Born in Georgia, Horton-Diaz worked for years as a Democratic staffer, including stints as a district Chief of Staff to former U.S. Rep. Debbie Mucarsel-Powell and a legislative aide to state Sen. Annette Taddeo.
A lawyer by training, he also served as director of the voting rights group All Voting is Local.
Since filing in January, he raised about $80,000, including a $16,000 self-loan. He had $35,000 remaining by early August after spending on digital, radio and print advertising, web maintenance, voter outreach and various campaign volunteer costs.
His platform this cycle includes fighting for environmental protection and clean water, combating the climate crisis, restoring the flow of Lake Okeechobee through the Everglades and into the Florida Bay, protecting local governance, reducing tolls and traffic, supporting the southward expansion of the Miami-Dade Metrorail, protecting property rights, fully funding the Sadowski Trust and other affordable housing initiatives, supporting teachers, protecting the rights of LGBTQ students, expanding health care and supporting women’s health and patient autonomy.
Horton-Diaz first ran for HD 120 in 2016, winning the Primary handily but losing to the Republican incumbent, Raschein. Four years later, he vied for the seat representing Senate District 39. He lost the Primary to former Democratic Rep. Javier Fernandez, who is now running to be the Mayor of South Miami.

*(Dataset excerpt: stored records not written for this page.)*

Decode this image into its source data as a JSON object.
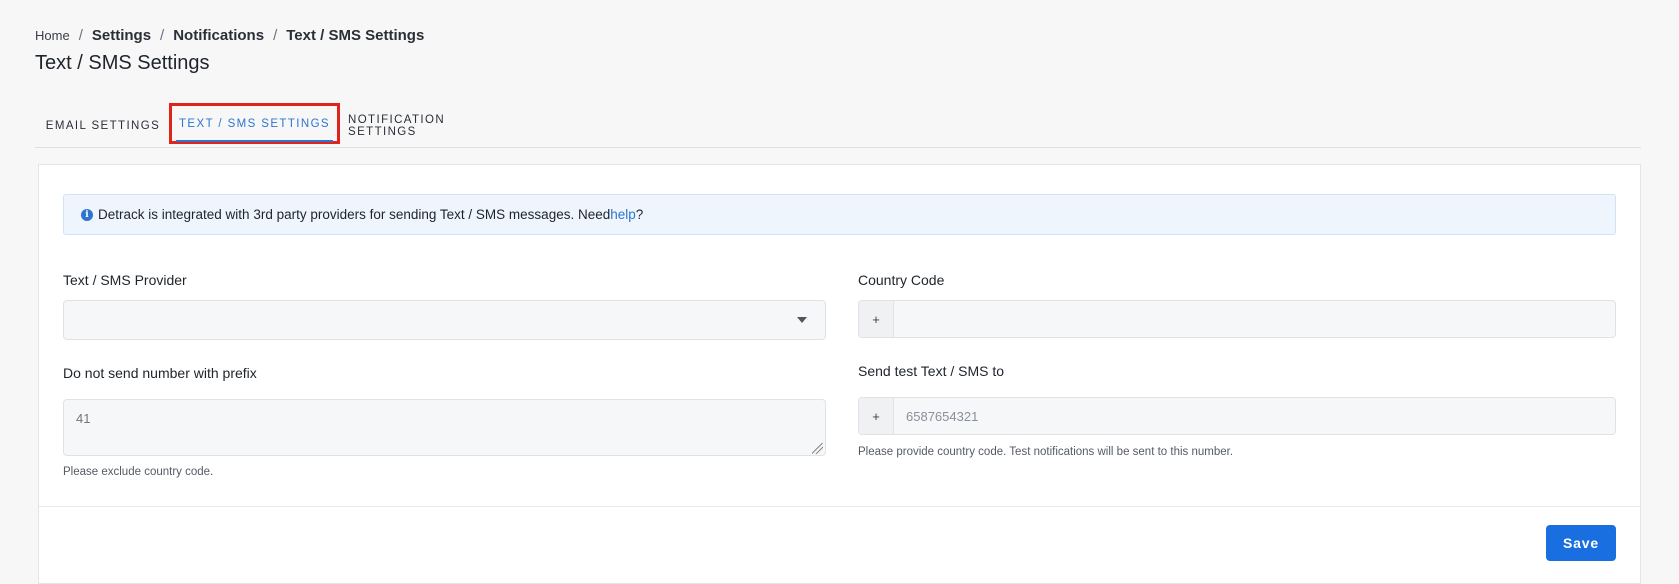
{
  "breadcrumb": {
    "items": [
      "Home",
      "Settings",
      "Notifications",
      "Text / SMS Settings"
    ],
    "separator": "/"
  },
  "page": {
    "title": "Text / SMS Settings"
  },
  "tabs": [
    {
      "label": "EMAIL SETTINGS",
      "active": false
    },
    {
      "label": "TEXT / SMS SETTINGS",
      "active": true
    },
    {
      "label": "NOTIFICATION SETTINGS",
      "active": false
    }
  ],
  "info": {
    "text_before": "Detrack is integrated with 3rd party providers for sending Text / SMS messages. Need ",
    "link": "help",
    "text_after": "?"
  },
  "form": {
    "provider": {
      "label": "Text / SMS Provider",
      "value": ""
    },
    "country_code": {
      "label": "Country Code",
      "prefix": "+",
      "value": ""
    },
    "prefix": {
      "label": "Do not send number with prefix",
      "placeholder": "41",
      "help": "Please exclude country code."
    },
    "test": {
      "label": "Send test Text / SMS to",
      "prefix": "+",
      "placeholder": "6587654321",
      "help": "Please provide country code. Test notifications will be sent to this number."
    }
  },
  "actions": {
    "save_label": "Save"
  },
  "colors": {
    "accent": "#2f74d0",
    "button": "#1a6fe0",
    "highlight": "#e0241b"
  }
}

This election cycle, he received endorsements from Key West Vice Mayor Sam Kaufman, Key West Commissioner Jimmy Weekley, South Bay Community Council members Marjorie Murillo, Christina Farias and Enid Demps, former Monroe Mayor Shirley Freeman, two chapters of the Young Democrats, two local chapters of the Communication Workers of America and a local chapter of the International Brotherhood of Teamsters, among others.
Editor’s note: This story was updated to reflect the most recent vote tally.